Tips to extend the life of camera battery:
•Turn off the LCD monitor while using the camera and use the optical viewfinder.
•Make sure the batteries are completely discharged before recharging them.
•If you will not be using the camera for an extended period, remove the batteries and store them in a cool, dry place.
•When using your camera at home to review or download images to your PC, please use an external power supply.
•Store the batteries
•The batteries should always be kept and used in a single set, in order to avoid the simultaneous use of batteries with different capacities and with a different level of charge.
•The best way to store batteries at home is to put them in a closed container, away from heat sources or particularly humid places.
Use the batteries correctly
•Prevent the batteries from coming into contact with metal objects and causing a short circuit.
•Avoid touching the terminals with your hands, as acid grease is corrosive.
•Avoid exposing the batteries to intense heat sources
•Use only products recommended by the manufacturer.
•Use only equivalent battery sets.
•Limit the use of the LCD display, as it consumes a significant amount of energy.
•Take the exhausted batteries to the appropriate collection points, avoiding abandoning them wherever they happen, as the latter is a highly harmful behavior for the environment.
Batteries on the go
For those traveling, it is useful to have charged batteries, even before your arrival at the airport, because the security officers may ask you to turn on the room. Another very valuable piece of advice is to always carry with you the necessary reductions for the power sockets of the destination country.

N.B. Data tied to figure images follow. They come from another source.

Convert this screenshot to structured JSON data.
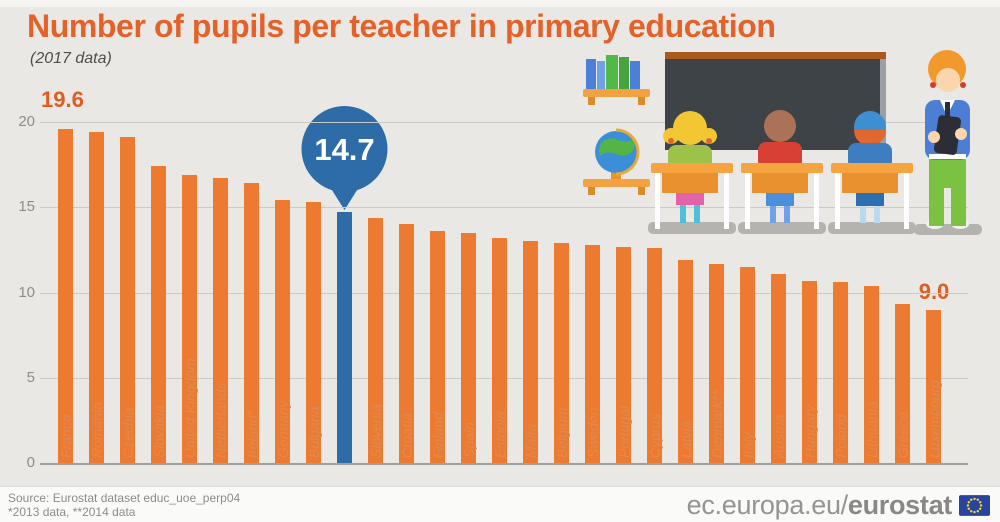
{
  "header": {
    "title": "Number of pupils per teacher in primary education",
    "subtitle": "(2017 data)"
  },
  "chart_data": {
    "type": "bar",
    "title": "Number of pupils per teacher in primary education",
    "subtitle": "(2017 data)",
    "categories": [
      "France",
      "Romania",
      "Czechia",
      "Slovakia",
      "United Kingdom",
      "Netherlands",
      "Ireland*",
      "Germany",
      "Bulgaria",
      "EU",
      "Slovenia",
      "Croatia",
      "Finland",
      "Spain",
      "Estonia",
      "Malta",
      "Belgium",
      "Sweden",
      "Portugal",
      "Cyprus",
      "Latvia",
      "Denmark**",
      "Italy",
      "Austria",
      "Hungary",
      "Poland",
      "Lithuania",
      "Greece",
      "Luxembourg"
    ],
    "values": [
      19.6,
      19.4,
      19.1,
      17.4,
      16.9,
      16.7,
      16.4,
      15.4,
      15.3,
      14.7,
      14.4,
      14.0,
      13.6,
      13.5,
      13.2,
      13.0,
      12.9,
      12.8,
      12.7,
      12.6,
      11.9,
      11.7,
      11.5,
      11.1,
      10.7,
      10.6,
      10.4,
      9.3,
      9.0
    ],
    "highlight_index": 9,
    "highlight_category": "EU",
    "ylim": [
      0,
      20
    ],
    "yticks": [
      0,
      5,
      10,
      15,
      20
    ],
    "grid": true,
    "legend": false,
    "annotations": {
      "max_label": "19.6",
      "highlight_label": "14.7",
      "min_label": "9.0"
    },
    "colors": {
      "bar": "#ec7a30",
      "highlight": "#2e6ca8",
      "category_label": "#e08a52",
      "highlight_category_label": "#2e6ca8",
      "value_label": "#e25c20",
      "axis_label": "#8e8d8a",
      "title": "#e4622a"
    }
  },
  "illustration": {
    "icons": [
      "bookshelf-icon",
      "globe-icon",
      "chalkboard",
      "pupil-at-desk",
      "teacher-with-tablet"
    ]
  },
  "footer": {
    "source_line1": "Source: Eurostat dataset educ_uoe_perp04",
    "source_line2": "*2013 data, **2014 data",
    "brand_regular": "ec.europa.eu/",
    "brand_bold": "eurostat",
    "flag_icon": "eu-flag-icon"
  }
}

For trips involving long periods outdoors, it is better to equip yourself with solar-powered chargers, which while charging very slowly, about 12 hours, are the only valid solution in that type of situation.
A few years ago, to greatly increase the energy supply, an external battery was used to be worn attached to the waist and connected to the camera. The biggest advantage was to work a whole day without worrying about consumption, but also to be able to remove the internal batteries of the chamber and lighten it considerably. With modern DSLR cameras, the additional batteries allow you to take several thousand shots with one charge.